On passing 2 elements we get:

np.hsplit(z,(3,5))

[array([1, 2, 3]),
 array([4, 5]),
 array([ 6,  7,  8,  9, 10, 11, 12, 13, 14, 15])]

It splits 'z' after the third and the fifth element.
For 2D arrays np.hsplit( ) works as follows:

A = np.arange(1,31).reshape(3,10)
A
np.hsplit(A,5) # Split a into 5 arrays

[array([[ 1,  2],
        [11, 12],
        [21, 22]]), array([[ 3,  4],
        [13, 14],
        [23, 24]]), array([[ 5,  6],
        [15, 16],
        [25, 26]]), array([[ 7,  8],
        [17, 18],
        [27, 28]]), array([[ 9, 10],
        [19, 20],
        [29, 30]])]

In the above command A gets split into 5 arrays of same shape.
To split after the third and the fifth column we write:

np.hsplit(A,(3,5))

[array([[ 1,  2,  3],
        [11, 12, 13],
        [21, 22, 23]]), array([[ 4,  5],
        [14, 15],
        [24, 25]]), array([[ 6,  7,  8,  9, 10],
        [16, 17, 18, 19, 20],
        [26, 27, 28, 29, 30]])]

Copying

Consider an array x

x = np.arange(1,16)

We assign y as x and then say 'y is x'

y = x
y is x

Let us change the shape of y

y.shape = 3,5

Note that it alters the shape of x

x.shape

(3, 5)

Creating a view of the data:

Let us store z as a view of x by:

z = x.view()
z is x

False

Thus z is not x.
Changing the shape of z

z.shape = 5,3

Creating a view does not alter the shape of x

x.shape

(3, 5)

Changing an element in z

z[0,0] = 1234

Note that the value in x also get alters:

x

array([[1234,    2,    3,    4,    5],
       [   6,    7,    8,    9,   10],
       [  11,   12,   13,   14,   15]])

Thus changes in the display does not hamper the original data but changes in values of view will affect the original data.

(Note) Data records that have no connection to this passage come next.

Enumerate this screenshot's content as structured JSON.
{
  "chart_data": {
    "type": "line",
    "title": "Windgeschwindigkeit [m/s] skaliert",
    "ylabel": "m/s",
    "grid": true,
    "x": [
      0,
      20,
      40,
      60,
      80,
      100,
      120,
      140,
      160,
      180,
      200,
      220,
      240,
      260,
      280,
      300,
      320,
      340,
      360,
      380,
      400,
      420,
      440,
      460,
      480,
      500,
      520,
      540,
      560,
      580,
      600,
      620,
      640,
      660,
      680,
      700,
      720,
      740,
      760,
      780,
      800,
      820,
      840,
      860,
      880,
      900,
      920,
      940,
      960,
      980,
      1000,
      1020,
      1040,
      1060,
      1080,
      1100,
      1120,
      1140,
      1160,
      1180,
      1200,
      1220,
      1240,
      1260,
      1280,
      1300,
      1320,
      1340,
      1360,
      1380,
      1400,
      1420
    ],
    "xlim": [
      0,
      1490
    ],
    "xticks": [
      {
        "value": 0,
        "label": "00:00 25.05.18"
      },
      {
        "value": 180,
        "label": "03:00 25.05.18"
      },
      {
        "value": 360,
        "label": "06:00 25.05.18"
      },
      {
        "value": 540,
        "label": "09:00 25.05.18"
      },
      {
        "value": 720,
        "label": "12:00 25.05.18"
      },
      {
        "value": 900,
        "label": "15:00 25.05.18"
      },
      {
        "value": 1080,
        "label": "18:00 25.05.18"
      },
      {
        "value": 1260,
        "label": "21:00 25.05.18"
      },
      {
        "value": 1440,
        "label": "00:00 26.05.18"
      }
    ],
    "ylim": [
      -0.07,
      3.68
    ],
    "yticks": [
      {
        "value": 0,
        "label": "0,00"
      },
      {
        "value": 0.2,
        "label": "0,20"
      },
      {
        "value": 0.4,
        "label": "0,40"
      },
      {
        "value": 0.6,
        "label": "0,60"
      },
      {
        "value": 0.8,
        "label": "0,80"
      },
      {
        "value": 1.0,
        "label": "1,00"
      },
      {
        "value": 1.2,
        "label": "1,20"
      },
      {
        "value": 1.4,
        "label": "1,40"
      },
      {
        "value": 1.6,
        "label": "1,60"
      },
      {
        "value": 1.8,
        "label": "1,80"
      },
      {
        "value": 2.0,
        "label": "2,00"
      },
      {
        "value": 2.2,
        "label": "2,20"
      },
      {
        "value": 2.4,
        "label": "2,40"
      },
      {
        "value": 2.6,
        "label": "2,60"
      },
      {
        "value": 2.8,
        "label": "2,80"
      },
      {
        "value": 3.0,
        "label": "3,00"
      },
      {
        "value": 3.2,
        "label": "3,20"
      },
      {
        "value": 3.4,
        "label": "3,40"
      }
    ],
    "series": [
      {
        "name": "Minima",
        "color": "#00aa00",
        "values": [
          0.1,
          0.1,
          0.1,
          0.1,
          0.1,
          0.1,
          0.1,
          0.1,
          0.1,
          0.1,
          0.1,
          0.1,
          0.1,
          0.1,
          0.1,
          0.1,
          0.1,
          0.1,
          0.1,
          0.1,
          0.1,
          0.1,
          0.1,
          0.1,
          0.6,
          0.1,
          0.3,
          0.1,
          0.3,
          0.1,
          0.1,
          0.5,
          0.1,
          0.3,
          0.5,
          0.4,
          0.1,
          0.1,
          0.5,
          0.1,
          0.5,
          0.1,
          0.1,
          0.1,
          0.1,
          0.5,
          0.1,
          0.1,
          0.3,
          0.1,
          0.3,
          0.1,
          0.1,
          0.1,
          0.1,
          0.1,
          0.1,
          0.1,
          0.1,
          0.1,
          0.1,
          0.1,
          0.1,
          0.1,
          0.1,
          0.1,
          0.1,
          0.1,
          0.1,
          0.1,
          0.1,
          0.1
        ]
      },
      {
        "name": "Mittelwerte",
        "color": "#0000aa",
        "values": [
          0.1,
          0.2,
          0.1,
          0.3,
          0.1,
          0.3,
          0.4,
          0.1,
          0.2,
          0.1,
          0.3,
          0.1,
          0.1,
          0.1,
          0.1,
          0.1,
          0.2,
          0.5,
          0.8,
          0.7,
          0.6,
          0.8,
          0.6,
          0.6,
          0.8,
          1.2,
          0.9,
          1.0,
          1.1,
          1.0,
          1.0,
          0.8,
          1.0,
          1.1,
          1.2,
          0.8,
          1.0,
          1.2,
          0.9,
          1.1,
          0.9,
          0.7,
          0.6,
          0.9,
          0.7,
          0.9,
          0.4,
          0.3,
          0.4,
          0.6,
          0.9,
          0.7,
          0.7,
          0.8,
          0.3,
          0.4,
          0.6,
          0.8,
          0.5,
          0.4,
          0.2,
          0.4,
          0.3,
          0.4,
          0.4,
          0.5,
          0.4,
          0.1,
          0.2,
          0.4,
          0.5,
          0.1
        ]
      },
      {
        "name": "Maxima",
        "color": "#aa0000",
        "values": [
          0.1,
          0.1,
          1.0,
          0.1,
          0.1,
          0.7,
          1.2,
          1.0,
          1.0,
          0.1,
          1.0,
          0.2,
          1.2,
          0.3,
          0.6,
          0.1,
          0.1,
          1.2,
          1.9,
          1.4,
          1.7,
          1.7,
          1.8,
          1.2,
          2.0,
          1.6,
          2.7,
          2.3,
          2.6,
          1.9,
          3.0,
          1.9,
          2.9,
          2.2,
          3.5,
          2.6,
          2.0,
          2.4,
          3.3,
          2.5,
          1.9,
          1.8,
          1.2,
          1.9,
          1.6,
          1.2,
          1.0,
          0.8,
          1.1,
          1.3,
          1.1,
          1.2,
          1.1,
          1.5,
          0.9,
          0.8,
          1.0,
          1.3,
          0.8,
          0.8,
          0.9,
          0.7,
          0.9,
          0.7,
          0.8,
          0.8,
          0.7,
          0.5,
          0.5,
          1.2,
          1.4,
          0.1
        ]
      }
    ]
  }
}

Creating a copy of the data:
Now let us create z as a copy of x:

z = x.copy()

Note that z is not x

z is x

Changing the value in z

z[0,0] = 9999

No alterations are made in x.

x

array([[1234,    2,    3,    4,    5],
       [   6,    7,    8,    9,   10],
       [  11,   12,   13,   14,   15]])

Python sometimes may give 'setting with copy' warning because it is unable to recognize whether the new dataframe or array (created as a subset of another dataframe or array) is a view or a copy. Thus in such situations user needs to specify whether it is a copy or a view otherwise Python may hamper the results.